Back again for another week of Mongolia Monday! This will be the last week that I’ll cover my Gobi fieldwork from this summer, but if you want to hear about fieldwork from previous years, let me know in the comments!
Note: this is week 4 of my series documenting my travels in Mongolia. Check out week 1, week 2, and week 3 if you haven’t yet. I’ve modified those posts so that the videos are at the top, rather than the bottom, so go back and take a look if you missed them!
Nemegt
Nemegt is a truly unparalleled locality. It’s the crown jewel of the Nemegt Basin in the western Gobi, and it has produced more than 100 articulated dinosaur skeletons over the past ~75 years. Testament to this is a special issue released on just this locality last year. This year, we went back to tie up some loose ends that we’d left behind from 2016.
From Bugiin Tsav, it’s a 5 hour drive to Nemegt, so we broke up the trip with a stop at Naran Bulak–a Paleocene locality that produces some of the first mammals to colonize the post-dinosaur wasteland. Conveniently, it also has a freshwater spring and a tourist stop with showers!

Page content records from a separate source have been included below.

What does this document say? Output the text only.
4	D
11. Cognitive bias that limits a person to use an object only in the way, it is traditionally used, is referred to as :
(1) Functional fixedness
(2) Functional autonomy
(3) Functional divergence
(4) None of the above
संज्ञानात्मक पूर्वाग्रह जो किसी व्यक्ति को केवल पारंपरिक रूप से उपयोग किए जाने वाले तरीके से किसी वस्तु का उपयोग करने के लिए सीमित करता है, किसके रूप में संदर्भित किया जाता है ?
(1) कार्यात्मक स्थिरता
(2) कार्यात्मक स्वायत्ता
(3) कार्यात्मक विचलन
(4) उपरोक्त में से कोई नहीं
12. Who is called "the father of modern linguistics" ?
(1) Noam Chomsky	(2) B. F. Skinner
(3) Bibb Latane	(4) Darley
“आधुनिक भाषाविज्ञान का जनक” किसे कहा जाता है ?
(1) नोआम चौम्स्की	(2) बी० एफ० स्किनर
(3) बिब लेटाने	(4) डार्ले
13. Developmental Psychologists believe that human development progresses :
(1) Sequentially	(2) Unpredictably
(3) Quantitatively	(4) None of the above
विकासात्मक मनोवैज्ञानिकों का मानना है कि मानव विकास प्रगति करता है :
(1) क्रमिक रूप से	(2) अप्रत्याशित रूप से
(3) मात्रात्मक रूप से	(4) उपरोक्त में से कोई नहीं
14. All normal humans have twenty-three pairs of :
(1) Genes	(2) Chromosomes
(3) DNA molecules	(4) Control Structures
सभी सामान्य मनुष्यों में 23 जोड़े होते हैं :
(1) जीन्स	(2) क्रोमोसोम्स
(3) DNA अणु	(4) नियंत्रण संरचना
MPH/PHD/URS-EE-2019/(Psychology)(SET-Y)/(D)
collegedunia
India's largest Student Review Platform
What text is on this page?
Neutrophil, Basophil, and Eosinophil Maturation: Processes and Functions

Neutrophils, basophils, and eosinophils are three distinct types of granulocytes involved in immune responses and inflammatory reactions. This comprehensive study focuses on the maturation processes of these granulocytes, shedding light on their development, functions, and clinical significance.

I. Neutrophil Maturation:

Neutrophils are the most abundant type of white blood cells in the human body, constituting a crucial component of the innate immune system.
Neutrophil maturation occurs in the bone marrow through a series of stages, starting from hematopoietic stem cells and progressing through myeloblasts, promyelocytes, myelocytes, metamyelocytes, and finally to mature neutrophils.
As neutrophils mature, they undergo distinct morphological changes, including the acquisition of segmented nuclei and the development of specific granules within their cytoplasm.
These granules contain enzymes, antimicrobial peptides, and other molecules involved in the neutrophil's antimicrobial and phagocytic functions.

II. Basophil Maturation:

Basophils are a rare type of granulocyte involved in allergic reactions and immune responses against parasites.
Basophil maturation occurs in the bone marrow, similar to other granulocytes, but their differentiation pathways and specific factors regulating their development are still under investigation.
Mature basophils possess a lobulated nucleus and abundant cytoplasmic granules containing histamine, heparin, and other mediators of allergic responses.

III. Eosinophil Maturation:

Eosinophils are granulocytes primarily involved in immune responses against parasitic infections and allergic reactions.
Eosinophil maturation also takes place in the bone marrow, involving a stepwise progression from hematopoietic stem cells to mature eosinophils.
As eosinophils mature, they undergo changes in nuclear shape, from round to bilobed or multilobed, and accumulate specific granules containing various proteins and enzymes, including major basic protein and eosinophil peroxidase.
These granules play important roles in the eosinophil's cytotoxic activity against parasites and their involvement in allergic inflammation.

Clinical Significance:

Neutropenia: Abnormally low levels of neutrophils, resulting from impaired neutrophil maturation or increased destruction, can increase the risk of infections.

On our first day at Nemegt, we went back to a site where Phil found an oviraptorosaur skull in 2016, but we didn’t find any more material. We prospected for the rest of the morning, but didn’t find too much else. In the afternoon, we went back to the Nemegtosaurus quarry that Federico Fanti rediscovered on the last day in 2016. We wanted to see if there was any more material coming out, as well as get some last bits of data that Phil hadn’t had time to collect last time. This time, we were fairly lucky: Ganzorig found a nice phalanx, and I found a rock with impressions of what may be the skull. The rock had been glued in several places, and alongside it were several pieces of burlap. It seems that this may have been where the skull was trimmed down and jacketed. Establishing that this is indeed the Nemegtosaurus quarry means we can tie the other material to the skull and show that Opisthocoelicaudia is in fact Nemegtosaurus.
On the last day at Nemegt, we spent the morning at Khulsan, a sub-locality just east of Nemegt that produces incredible fossils of small animals. I didn’t find anything, but our crew found a mammal skull and several well-preserved bird eggs. In the afternoon, I went east of camp to prospect a beautiful area called the Red Walls. I wanted to get to an underprospected area called Viper Sayr, which has just never had enough coverage. Unfortunately, I wouldn’t contribute much, because I found a partial skeleton of an alvarezsaur just at the mouth of the Sayr. It would take me the rest of the afternoon to collect the specimen, so I didn’t get any further!